Todos estos capítulos tienen una marcada relevancia dado que constituyen, en su mayoría, líneas defensivas para México. Es decir, son aquellos en los que México busca producir mejoras pero no ceder en el terreno ganado. Al mismo tiempo, otras líneas de batalla en temas de contenido regional se dibujan con potenciales repercusiones sobre los sectores que se han beneficiado del tratado, como el automotriz. Una mala negociación en estos términos, que deje reglas de origen demasiado altas o incorpore reglas de contenido nacional podría acabar expulsando más empleos de las cadenas de valor que los que pretende conservar EEUU, un efecto que sería perjudicial para toda la región.
En un escenario así, probablemente sería mejor no tener un acuerdo a tener un mal acuerdo. Después de todo, las reglas de la Organización Mundial de Comercio (OMC) no son tan desfavorables y en algunos casos –como la ausencia del capítulo de protección de inversiones– resultaría potencialmente beneficiosa para México. Hasta ahora, se sabe relativamente poco sobre el rumbo de las negociaciones. Sin embargo, es reconocido que los asuntos laborales parecen ser un gran obstáculo y que otros como la propiedad intelectual también podrían serlo. Es notable que México sea el que se resista el alza salarial, sosteniendo la vieja idea de que los bajos salarios serán la fuente de su competitividad –y no otros aspectos como su capital humano–. Recordando al célebre historiador económico Robert Allen en su recuento sobre la revolución industrial y sus causas, los altos salarios hacen posible y viable la mayor inversión en educación y con ello favorecen el cambio tecnológico y las ganancias de productividad.

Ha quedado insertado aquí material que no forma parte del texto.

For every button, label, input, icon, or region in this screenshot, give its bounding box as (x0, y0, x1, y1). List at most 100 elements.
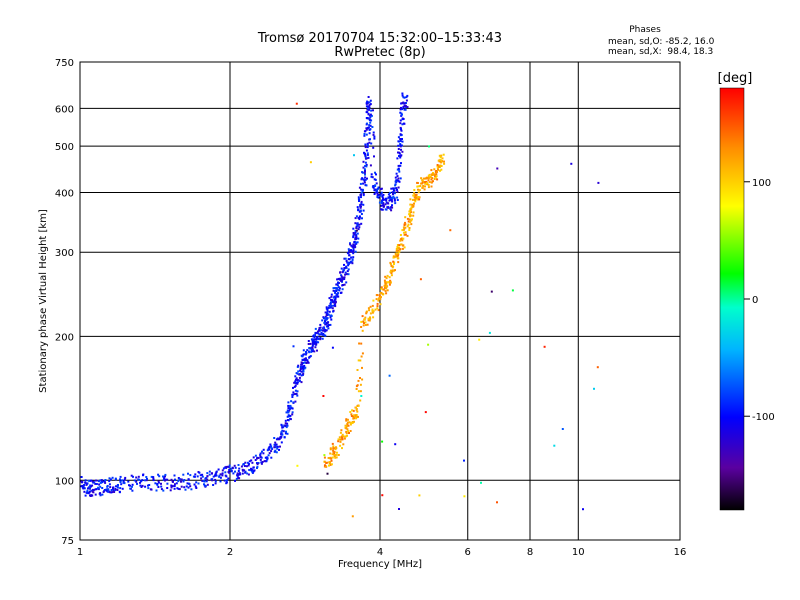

México haría bien en dimensionar de forma correcta los impactos del tratado construyendo un «plan B». Al menos, debería considerar y discutir públicamente cuáles son los costos y beneficios de la renegociación y que pasaría de no llegar a un acuerdo. Son muchos quienes piensan que su peor efecto sería en términos de incertidumbre de corto plazo más que de consecuencias en la estructura de la economía.
Si México opta por modernizar el acuerdo, debe hacerlo dándole seriedad a los temas laborales, incluyendo la garantía de sindicatos libres que les den fuerza de negociación a los trabajadores y que permitan la convergencia salarial al largo plazo. A un arreglo de movilidad laboral en la región y la integración de sus mercados laborales y a las cuestiones ambientales, quizá exigiendo que EEUU detenga el dumping ambiental que representará su salida del Acuerdo de París.
Un TLCAN 2.0 no debe ser un TPP 2.0: debe ser un acuerdo que le garantice oportunidades a aquellos que nunca se han beneficiado del acuerdo. De lo contrario, seguirá imperando el mismo paradigma de desarrollo. Y los resultados, por supuesto, no serán distintos.